Ну что же, Фельтон, раз уготован тебе терновый венец мученика, значит, уготован. И у каждого, наверное, свой путь. Пусть хоть ночь эта перед двадцать третьим числом будет для тебя радостной, как ни была радостной вся жизнь до этого.
Я оторвалась от борта и вернулась в каюту, сняла плащ и уткнулась мокрым лицом в грудь лейтенанта.
Раскачивался фонарь, висящий на крюке, вбитом в дощатый потолок. Словно отсчитывал мгновения. В глубине груди Фельтона билось навстречу мне его сердце.
Он говорил, чтобы я ждала его до десяти часов, если к тому времени он не вернется, уходила на шхуне во Францию. Я шептала, что если все будет благополучно и он выберется, то найдет меня в Бетюне, в монастыре кармелиток.

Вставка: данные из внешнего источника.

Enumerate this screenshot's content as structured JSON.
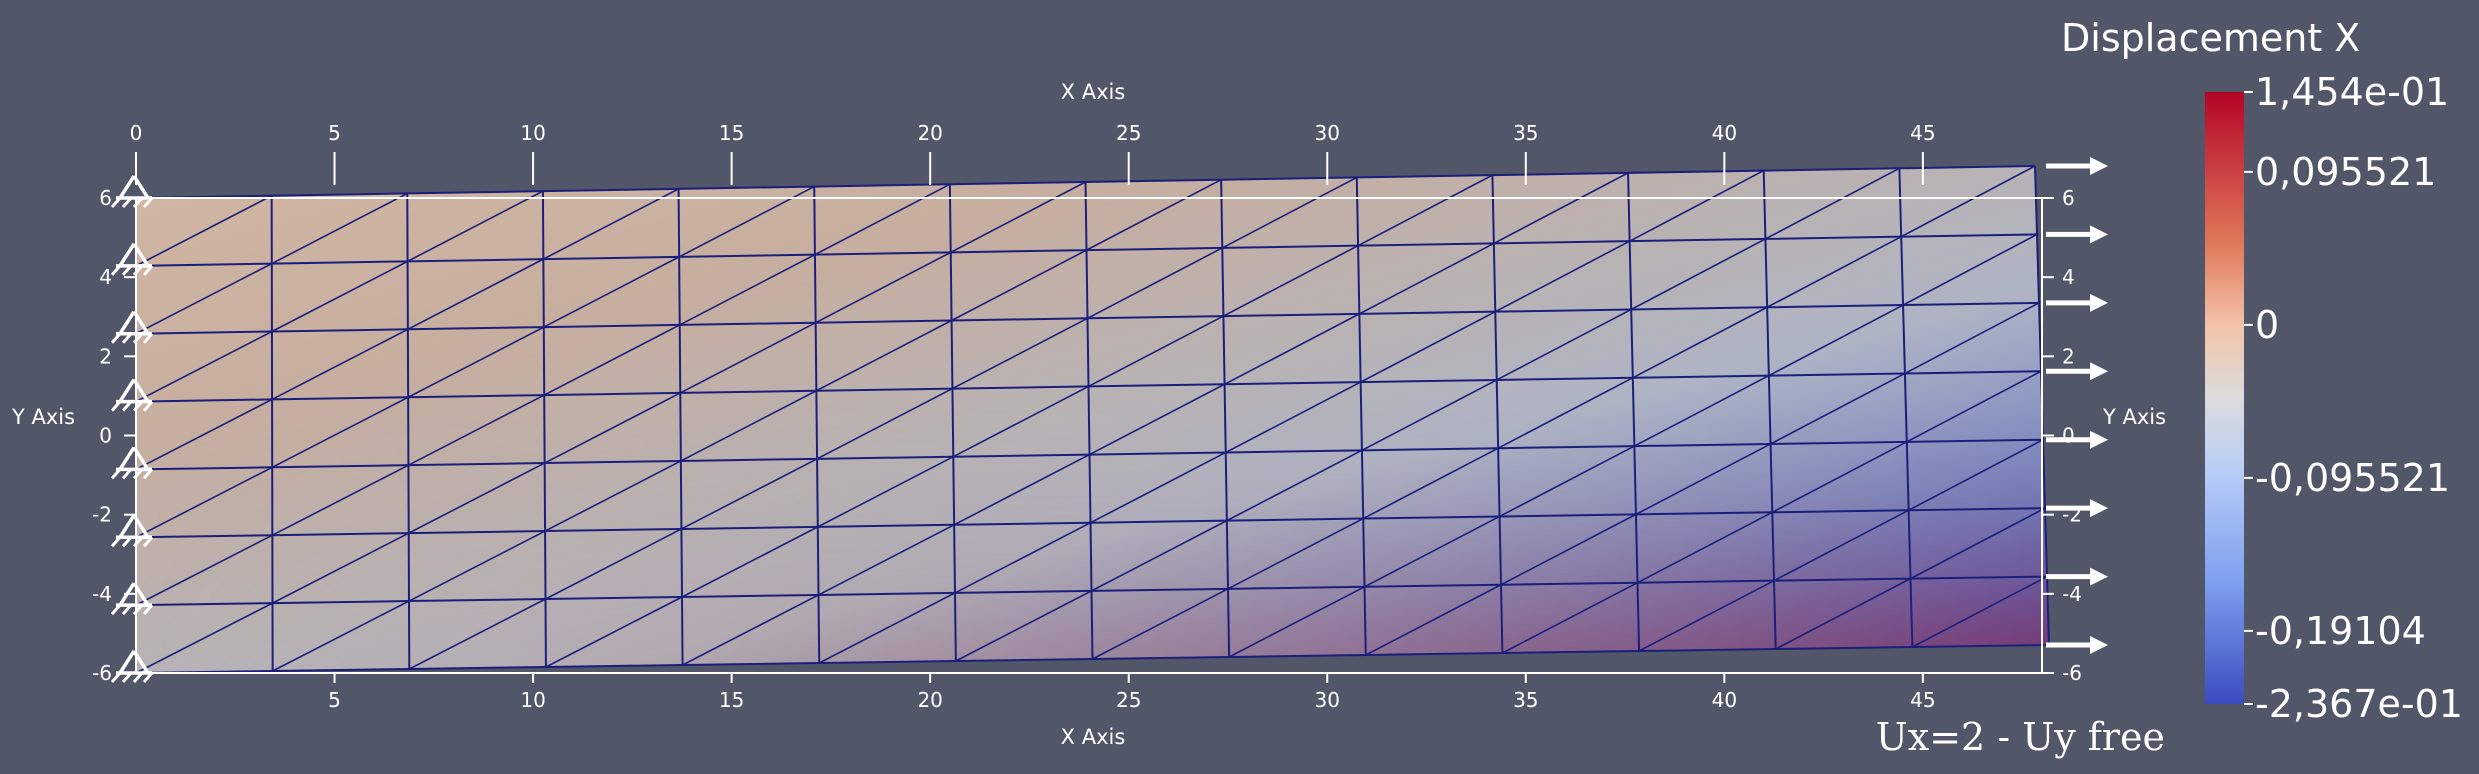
{
  "annotation": "Ux=2 - Uy free",
  "colors": {
    "background": "#525669",
    "mesh_edge": "#1b1f7a",
    "axis": "#ffffff",
    "colormap_low": "#3b4cc0",
    "colormap_mid": "#dddddd",
    "colormap_high": "#b40426"
  },
  "chart_data": {
    "type": "heatmap",
    "title": "Displacement X",
    "field": "Displacement X",
    "x_axis": {
      "label": "X Axis",
      "ticks": [
        "0",
        "5",
        "10",
        "15",
        "20",
        "25",
        "30",
        "35",
        "40",
        "45"
      ],
      "range": [
        0,
        48
      ]
    },
    "y_axis": {
      "label": "Y Axis",
      "ticks": [
        "-6",
        "-4",
        "-2",
        "0",
        "2",
        "4",
        "6"
      ],
      "range": [
        -6,
        6
      ]
    },
    "mesh": {
      "columns": 14,
      "rows": 7,
      "element": "triangle"
    },
    "colorbar": {
      "range": [
        -0.2367,
        0.1454
      ],
      "labels": [
        {
          "text": "1,454e-01",
          "value": 0.1454
        },
        {
          "text": "0,095521",
          "value": 0.095521
        },
        {
          "text": "0",
          "value": 0
        },
        {
          "text": "-0,095521",
          "value": -0.095521
        },
        {
          "text": "-0,19104",
          "value": -0.19104
        },
        {
          "text": "-2,367e-01",
          "value": -0.2367
        }
      ]
    },
    "boundary_conditions": {
      "left_edge": "fixed supports",
      "right_edge": "applied displacement arrows"
    }
  }
}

Потом слова кончились, остались только наши губы, лица, руки, тела… Колыхающаяся каюта, каштановые волосы, упрямый подбородок и голубые боготворящие тебя глаза…
Горькое это было прощание, горькое и сладкое… Не дай бог такого никому… Никогда… На веки неисчетные… Amen…
ГЛАВА ДВАДЦАТЬ ПЯТАЯ
ЧТО ПРОИЗОШЛО В ПОРТСМУТЕ НАКАНУНЕ ДНЯ СВЯТОГО ВАРФОЛОМЕЯ
Двадцать третьего августа 1628 года Джон Фельтон убил Джорджа Вилльерса, герцога Бекингэма. Во всех пуританских церквях его имя с благоговением произносили единоверцы, восславляя человека, который избавил их от сатаны.
Фельтона казнили.
Будь проклят тот день.
Меа culpa![11]
Фельтона казнили.
Будь проклят тот день.
Меа culpa![11]
ГЛАВА ДВАДЦАТЬ ШЕСТАЯ
БЕТЮНСКИЕ ПОСИДЕЛКИ
Двадцать пятого числа я сошла в Булони.
Никаких осложнений не возникло, достаточно было сказать, что я француженка и бегу с острова от притеснений злых англичан.

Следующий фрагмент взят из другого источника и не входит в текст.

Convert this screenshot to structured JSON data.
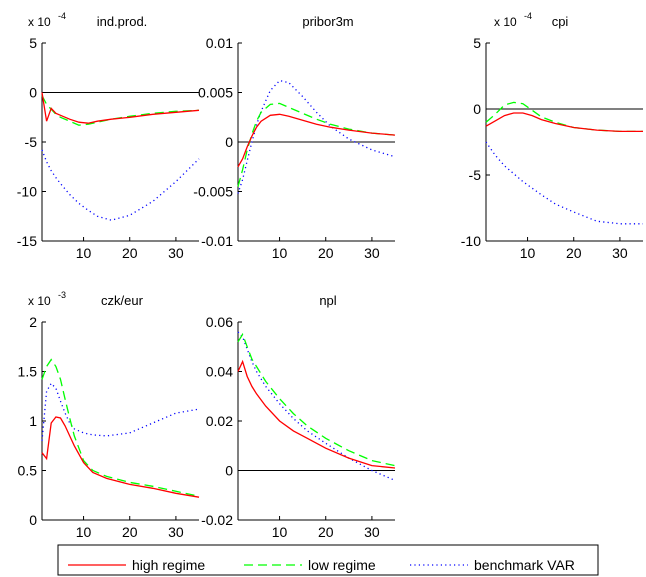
{
  "colors": {
    "high": "#ff0000",
    "low": "#00ff00",
    "bench": "#0000ff",
    "axis": "#000000",
    "zero": "#000000"
  },
  "legend": {
    "items": [
      {
        "key": "high",
        "label": "high regime",
        "style": "solid"
      },
      {
        "key": "low",
        "label": "low regime",
        "style": "dashed"
      },
      {
        "key": "bench",
        "label": "benchmark VAR",
        "style": "dotted"
      }
    ]
  },
  "chart_data": [
    {
      "type": "line",
      "title": "ind.prod.",
      "sci_base": "x 10",
      "sci_exp": "-4",
      "xlim": [
        1,
        35
      ],
      "ylim": [
        -15,
        5
      ],
      "xticks": [
        10,
        20,
        30
      ],
      "yticks": [
        -15,
        -10,
        -5,
        0,
        5
      ],
      "x": [
        1,
        2,
        3,
        4,
        5,
        7,
        9,
        11,
        13,
        16,
        20,
        25,
        30,
        35
      ],
      "series": [
        {
          "key": "high",
          "values": [
            0,
            -2.9,
            -1.6,
            -2.1,
            -2.3,
            -2.7,
            -3.0,
            -3.1,
            -2.9,
            -2.7,
            -2.5,
            -2.2,
            -2.0,
            -1.8
          ]
        },
        {
          "key": "low",
          "values": [
            -0.3,
            -1.2,
            -1.7,
            -2.2,
            -2.5,
            -2.9,
            -3.3,
            -3.2,
            -3.0,
            -2.7,
            -2.4,
            -2.1,
            -1.9,
            -1.8
          ]
        },
        {
          "key": "bench",
          "values": [
            -5.8,
            -7.0,
            -7.9,
            -8.6,
            -9.2,
            -10.3,
            -11.2,
            -11.9,
            -12.5,
            -12.9,
            -12.4,
            -11.0,
            -9.0,
            -6.7
          ]
        }
      ]
    },
    {
      "type": "line",
      "title": "pribor3m",
      "xlim": [
        1,
        35
      ],
      "ylim": [
        -0.01,
        0.01
      ],
      "xticks": [
        10,
        20,
        30
      ],
      "yticks": [
        -0.01,
        -0.005,
        0,
        0.005,
        0.01
      ],
      "ytick_labels": [
        "-0.01",
        "-0.005",
        "0",
        "0.005",
        "0.01"
      ],
      "x": [
        1,
        2,
        3,
        4,
        5,
        6,
        8,
        10,
        12,
        15,
        18,
        21,
        25,
        30,
        35
      ],
      "series": [
        {
          "key": "high",
          "values": [
            -0.0025,
            -0.0017,
            -0.0005,
            0.0006,
            0.0015,
            0.0021,
            0.0027,
            0.0028,
            0.0026,
            0.0022,
            0.0018,
            0.0015,
            0.0012,
            0.0009,
            0.0007
          ]
        },
        {
          "key": "low",
          "values": [
            -0.0045,
            -0.0028,
            -0.0008,
            0.0008,
            0.0021,
            0.003,
            0.0038,
            0.0039,
            0.0035,
            0.0029,
            0.0023,
            0.0018,
            0.0013,
            0.0009,
            0.0007
          ]
        },
        {
          "key": "bench",
          "values": [
            -0.0052,
            -0.0038,
            -0.0019,
            0.0,
            0.0017,
            0.0031,
            0.0052,
            0.0062,
            0.006,
            0.0046,
            0.003,
            0.0016,
            0.0003,
            -0.0008,
            -0.0015
          ]
        }
      ]
    },
    {
      "type": "line",
      "title": "cpi",
      "sci_base": "x 10",
      "sci_exp": "-4",
      "xlim": [
        1,
        35
      ],
      "ylim": [
        -10,
        5
      ],
      "xticks": [
        10,
        20,
        30
      ],
      "yticks": [
        -10,
        -5,
        0,
        5
      ],
      "x": [
        1,
        3,
        5,
        7,
        9,
        11,
        13,
        16,
        20,
        25,
        30,
        35
      ],
      "series": [
        {
          "key": "high",
          "values": [
            -1.3,
            -0.9,
            -0.5,
            -0.3,
            -0.3,
            -0.5,
            -0.8,
            -1.1,
            -1.4,
            -1.6,
            -1.7,
            -1.7
          ]
        },
        {
          "key": "low",
          "values": [
            -1.0,
            -0.4,
            0.3,
            0.5,
            0.4,
            -0.1,
            -0.6,
            -1.0,
            -1.4,
            -1.6,
            -1.7,
            -1.7
          ]
        },
        {
          "key": "bench",
          "values": [
            -2.5,
            -3.5,
            -4.3,
            -4.9,
            -5.5,
            -6.0,
            -6.5,
            -7.2,
            -7.8,
            -8.5,
            -8.7,
            -8.7
          ]
        }
      ]
    },
    {
      "type": "line",
      "title": "czk/eur",
      "sci_base": "x 10",
      "sci_exp": "-3",
      "xlim": [
        1,
        35
      ],
      "ylim": [
        0,
        2
      ],
      "xticks": [
        10,
        20,
        30
      ],
      "yticks": [
        0,
        0.5,
        1,
        1.5,
        2
      ],
      "ytick_labels": [
        "0",
        "0.5",
        "1",
        "1.5",
        "2"
      ],
      "x": [
        1,
        2,
        3,
        4,
        5,
        6,
        7,
        8,
        10,
        12,
        15,
        20,
        25,
        30,
        35
      ],
      "series": [
        {
          "key": "high",
          "values": [
            0.68,
            0.62,
            0.98,
            1.04,
            1.03,
            0.95,
            0.85,
            0.75,
            0.58,
            0.48,
            0.42,
            0.36,
            0.32,
            0.27,
            0.23
          ]
        },
        {
          "key": "low",
          "values": [
            1.42,
            1.55,
            1.62,
            1.55,
            1.42,
            1.22,
            1.03,
            0.85,
            0.6,
            0.5,
            0.44,
            0.38,
            0.34,
            0.29,
            0.24
          ]
        },
        {
          "key": "bench",
          "values": [
            0.8,
            1.3,
            1.38,
            1.33,
            1.2,
            1.08,
            0.98,
            0.92,
            0.88,
            0.86,
            0.85,
            0.88,
            0.98,
            1.08,
            1.12
          ]
        }
      ]
    },
    {
      "type": "line",
      "title": "npl",
      "xlim": [
        1,
        35
      ],
      "ylim": [
        -0.02,
        0.06
      ],
      "xticks": [
        10,
        20,
        30
      ],
      "yticks": [
        -0.02,
        0,
        0.02,
        0.04,
        0.06
      ],
      "ytick_labels": [
        "-0.02",
        "0",
        "0.02",
        "0.04",
        "0.06"
      ],
      "x": [
        1,
        2,
        3,
        4,
        5,
        7,
        10,
        13,
        16,
        20,
        25,
        30,
        35
      ],
      "series": [
        {
          "key": "high",
          "values": [
            0.04,
            0.044,
            0.038,
            0.034,
            0.031,
            0.026,
            0.02,
            0.016,
            0.013,
            0.009,
            0.005,
            0.002,
            0.001
          ]
        },
        {
          "key": "low",
          "values": [
            0.052,
            0.055,
            0.05,
            0.045,
            0.042,
            0.036,
            0.029,
            0.023,
            0.018,
            0.013,
            0.008,
            0.004,
            0.002
          ]
        },
        {
          "key": "bench",
          "values": [
            0.056,
            0.054,
            0.049,
            0.044,
            0.04,
            0.034,
            0.027,
            0.021,
            0.016,
            0.011,
            0.005,
            0.0,
            -0.004
          ]
        }
      ]
    }
  ]
}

Два дня в море поставили резкую черту до и после.
Я снова была во Франции, и все беды были со мной. Чарующая атмосфера старого замка и старомодная учтивость дорогого брата на некоторое время скрасили мой досуг и заставили отодвинуть в сторону наболевшие проблемы, но теперь все вернулось на круги своя. Кольцо облавы вокруг меня стягивалось – я кожей чувствовала это. Только берег Франции из дымки стал реальностью, чувство загнанности резко возросло.

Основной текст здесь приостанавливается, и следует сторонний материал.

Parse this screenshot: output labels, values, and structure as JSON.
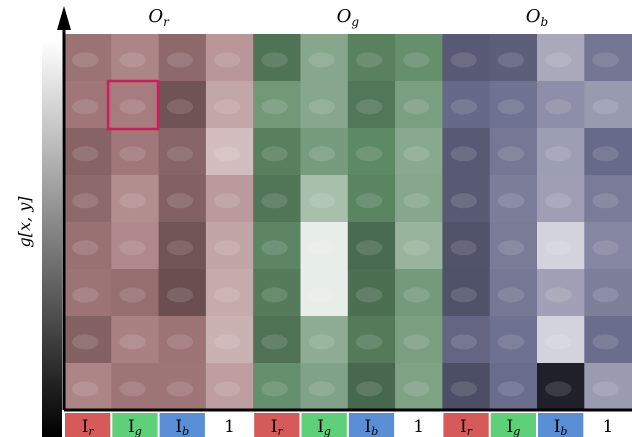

Я покидала страну, зная, что делать этого не следует, и я вернулась в страну, сознавая, что так поступать не следует тем более. Теперь, во Франции, как бы я не затаилась, моя погибель найдет меня.
Д'Артаньян боится меня и страстно желает моей смерти. Как же обидчику не бояться того, которого унизил, обманул и оскорбил?
Де Ла Фер тоже боится меня и упрямо желает моей смерти. Как же не бояться палачу жертвы, которая выжила после того, как тот ее казнил?
Изящный Арамис и громогласный Портос боятся меня и желают моей смерти. Как же верному другу не бояться того, которого боятся лучшие друзья?
Дорогой брат Винтер страшно боится меня и отчаянно желает моей смерти. Как не бояться бросившему вызов того, кто принял перчатку и довел дело до конца?
Если такое большое количество благородных кавалеров совместно желают чего-то, то оно не за горами.
Болтаясь в проливе между островом и материком, я просто тоскливо чувствовала, что недаром пообещала Фельтону вскоре отправиться за ним в мир иной и не могла придумать никакого выхода.
Шагнув с корабля на берег, я поняла, что буду делать. Мне уже давно, целых два дня, как все равно, я выхожу из этой игры.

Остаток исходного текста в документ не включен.